Skin and Appendages: Erythema multiforme exudativum (Stevens-Johnson syndrome), toxic epidermal necrolysis (Lyell’s syndrome), hypersensitivity vasculitis, purpura, vesicular bullous dermatitis, exfoliative dermatitis, eczematoid dermatitis, pruritus, urticaria, alopecia, onycholysis, lichen planus.
Special Senses: Taste loss/perversion.
Urogenital: Renal failure, uremia (see PRECAUTIONS).
Body As a Whole: Malaise.
Cardiovascular: Pericarditis, peripheral vascular disease, thrombophlebitis, bradycardia, vasodilation.
Endocrine: Infertility (male), hypercalcemia, gynecomastia (male).
Gastrointestinal: Hemorrhagic pancreatitis, gastrointestinal bleeding, stomatitis, salivary gland swelling, hyperlipidemia, tongue edema, anorexia.
Hemic and Lymphatic: Aplastic anemia, agranulocytosis, eosinophilic fibrohistiocytic lesion of bone marrow, pancytopenia, prothrombin decrease, anemia, hemolytic anemia, reticulocytosis, lymphadenopathy, lymphocytosis.
Nervous: Optic neuritis, confusion, dizziness, vertigo, foot drop, decrease in libido, depression, amnesia, tinnitus, asthenia, insomnia.
Respiratory: Bronchospasm, asthma, pharyngitis, rhinitis.
Skin and Appendages: Furunculosis, facial edema, sweating, skin edema.
Special Senses: Cataracts, macular retinitis, iritis, conjunctivitis, amblyopia.
Urogenital: Nephritis, impotence, primary hematuria, albuminuria.
Massive overdosing or acute poisoning by allopurinol has not been reported.

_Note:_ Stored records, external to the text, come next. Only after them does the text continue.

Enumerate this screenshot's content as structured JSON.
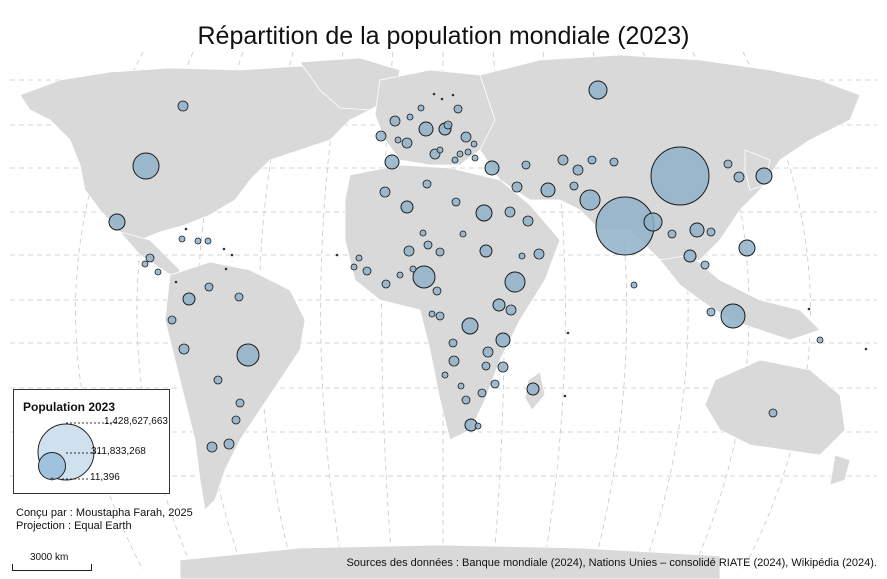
{
  "title": "Répartition de la population mondiale (2023)",
  "colors": {
    "land": "#d9d9d9",
    "land_border": "#ffffff",
    "graticule": "#c8c8c8",
    "bubble_fill": "#8fb0c8",
    "bubble_stroke": "#1a1a1a",
    "legend_fill_large": "#cfe1ef",
    "legend_fill_small": "#9fc3dd"
  },
  "legend": {
    "title": "Population 2023",
    "values": [
      "1,428,627,663",
      "311,833,268",
      "11,396"
    ]
  },
  "credits": {
    "author": "Conçu par : Moustapha Farah, 2025",
    "projection": "Projection : Equal Earth"
  },
  "scale": {
    "label": "3000 km"
  },
  "sources": "Sources des données : Banque mondiale (2024), Nations Unies – consolidé RIATE (2024), Wikipédia (2024)."
}
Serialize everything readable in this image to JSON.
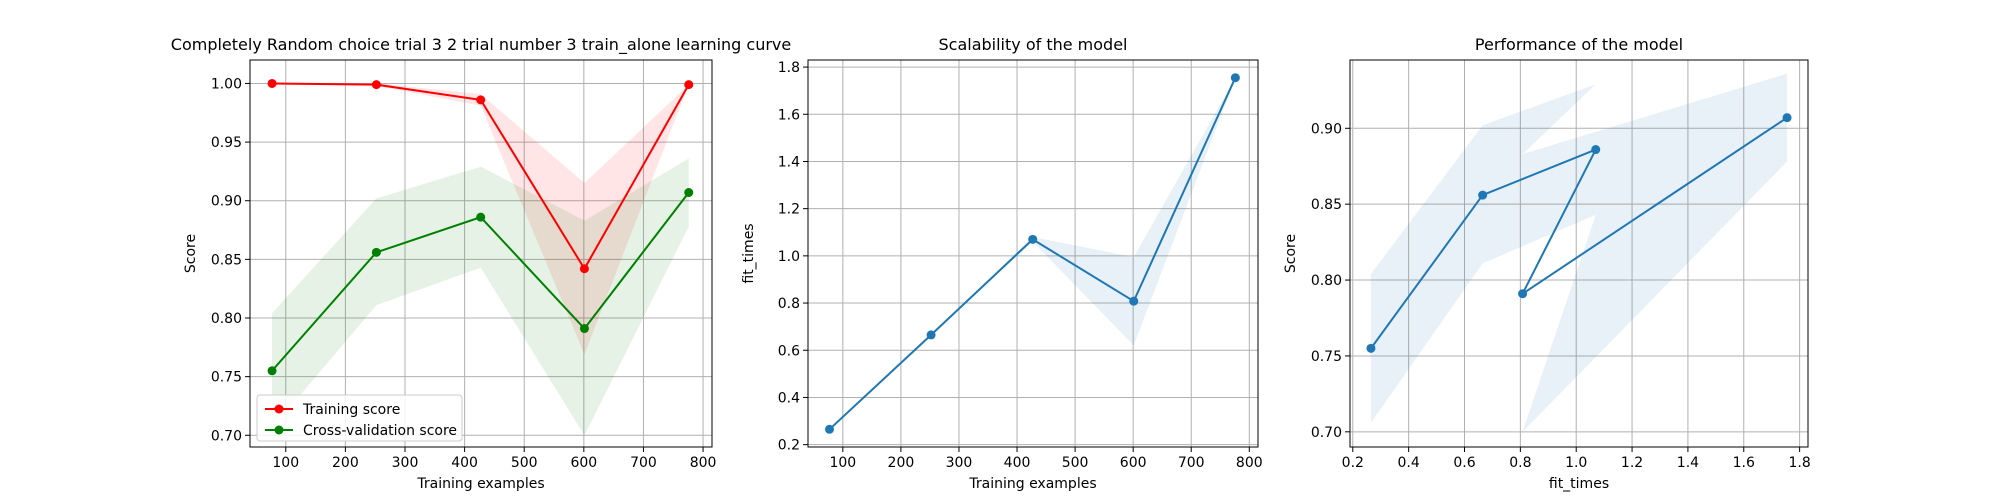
{
  "chart_data": [
    {
      "type": "line",
      "title": "Completely Random choice trial 3 2 trial number 3 train_alone learning curve",
      "xlabel": "Training examples",
      "ylabel": "Score",
      "xlim": [
        40,
        815
      ],
      "ylim": [
        0.69,
        1.02
      ],
      "xticks": [
        100,
        200,
        300,
        400,
        500,
        600,
        700,
        800
      ],
      "yticks": [
        0.7,
        0.75,
        0.8,
        0.85,
        0.9,
        0.95,
        1.0
      ],
      "grid": true,
      "legend": "lower-left",
      "x": [
        77,
        252,
        427,
        601,
        776
      ],
      "series": [
        {
          "name": "Training score",
          "color": "#ff0000",
          "values": [
            1.0,
            0.999,
            0.986,
            0.842,
            0.999
          ],
          "band_low": [
            1.0,
            0.998,
            0.981,
            0.769,
            0.999
          ],
          "band_high": [
            1.0,
            1.0,
            0.991,
            0.915,
            0.999
          ]
        },
        {
          "name": "Cross-validation score",
          "color": "#008000",
          "values": [
            0.755,
            0.856,
            0.886,
            0.791,
            0.907
          ],
          "band_low": [
            0.706,
            0.811,
            0.843,
            0.7,
            0.878
          ],
          "band_high": [
            0.804,
            0.902,
            0.929,
            0.883,
            0.936
          ]
        }
      ]
    },
    {
      "type": "line",
      "title": "Scalability of the model",
      "xlabel": "Training examples",
      "ylabel": "fit_times",
      "xlim": [
        40,
        815
      ],
      "ylim": [
        0.19,
        1.83
      ],
      "xticks": [
        100,
        200,
        300,
        400,
        500,
        600,
        700,
        800
      ],
      "yticks": [
        0.2,
        0.4,
        0.6,
        0.8,
        1.0,
        1.2,
        1.4,
        1.6,
        1.8
      ],
      "grid": true,
      "x": [
        77,
        252,
        427,
        601,
        776
      ],
      "series": [
        {
          "color": "#1f77b4",
          "values": [
            0.265,
            0.665,
            1.07,
            0.808,
            1.755
          ],
          "band_low": [
            0.265,
            0.665,
            1.06,
            0.62,
            1.755
          ],
          "band_high": [
            0.265,
            0.665,
            1.08,
            0.995,
            1.755
          ]
        }
      ]
    },
    {
      "type": "line",
      "title": "Performance of the model",
      "xlabel": "fit_times",
      "ylabel": "Score",
      "xlim": [
        0.19,
        1.83
      ],
      "ylim": [
        0.69,
        0.945
      ],
      "xticks": [
        0.2,
        0.4,
        0.6,
        0.8,
        1.0,
        1.2,
        1.4,
        1.6,
        1.8
      ],
      "yticks": [
        0.7,
        0.75,
        0.8,
        0.85,
        0.9
      ],
      "grid": true,
      "x": [
        0.265,
        0.665,
        1.07,
        0.808,
        1.755
      ],
      "series": [
        {
          "color": "#1f77b4",
          "values": [
            0.755,
            0.856,
            0.886,
            0.791,
            0.907
          ],
          "band_low": [
            0.706,
            0.811,
            0.843,
            0.7,
            0.878
          ],
          "band_high": [
            0.804,
            0.902,
            0.929,
            0.883,
            0.936
          ]
        }
      ]
    }
  ]
}
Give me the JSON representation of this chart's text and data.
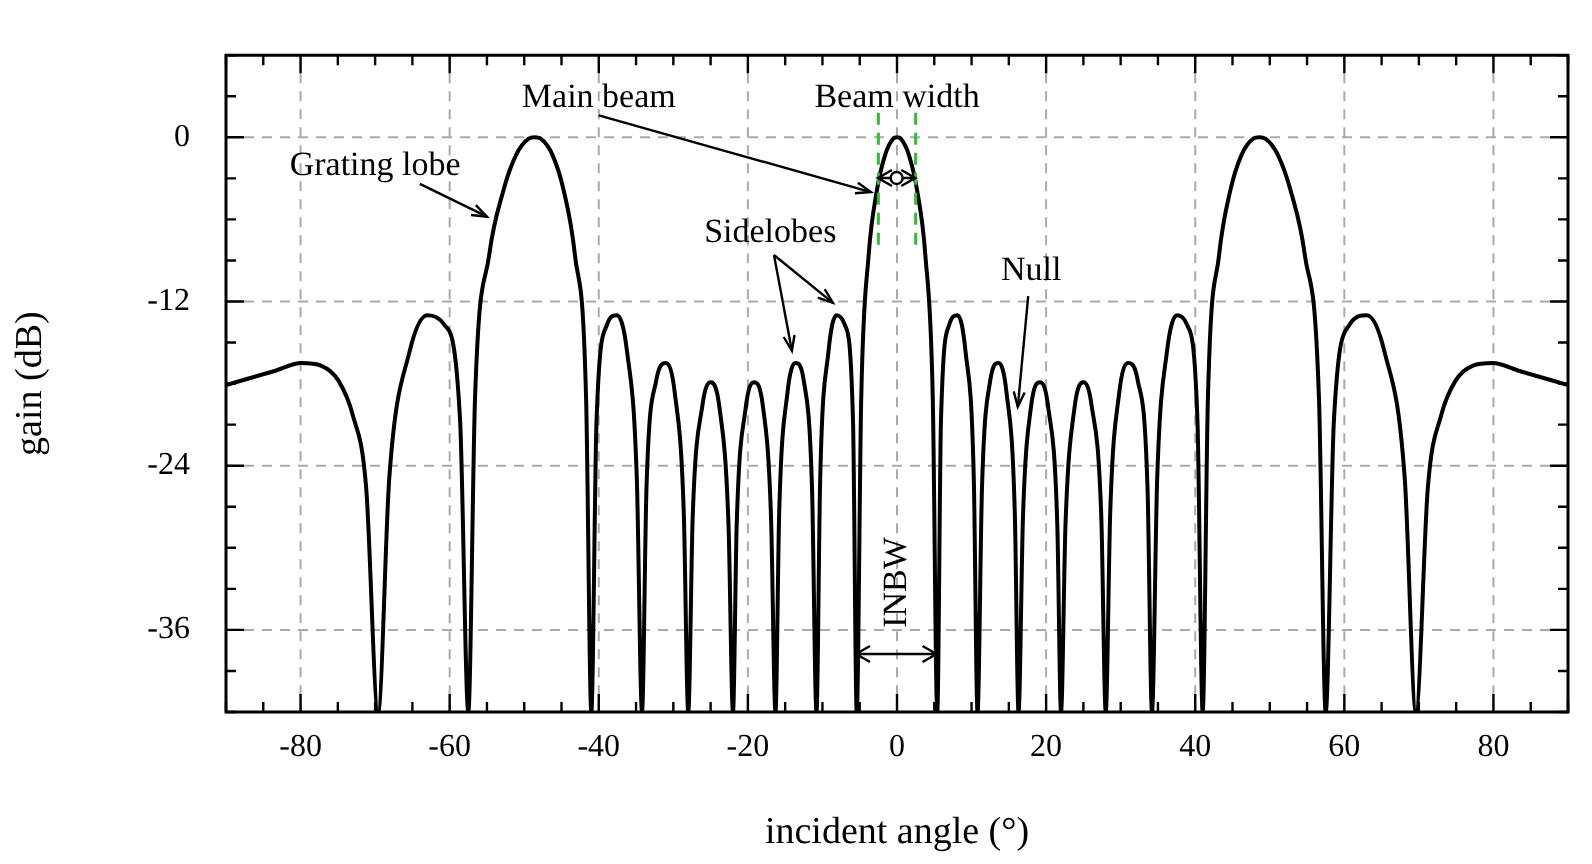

In mice, the 50% lethal dose (LD50 ) is 160 mg/kg given intraperitoneally (IP) with deaths delayed up to 5 days and 700 mg/kg orally (PO) (approximately 140 times the usual human dose) with deaths delayed up to 3 days. In rats, the acute LD50 is 750 mg/kg IP and 6000 mg/kg PO (approximately 1200 times the human dose).
In the management of overdosage there is no specific antidote for allopurinol. There has been no clinical experience in the management of a patient who has taken massive amounts of allopurinol.
Both allopurinol and oxipurinol are dialyzable; however, the usefulness of hemodialysis or peritoneal dialysis in the management of an overdose of allopurinol is unknown.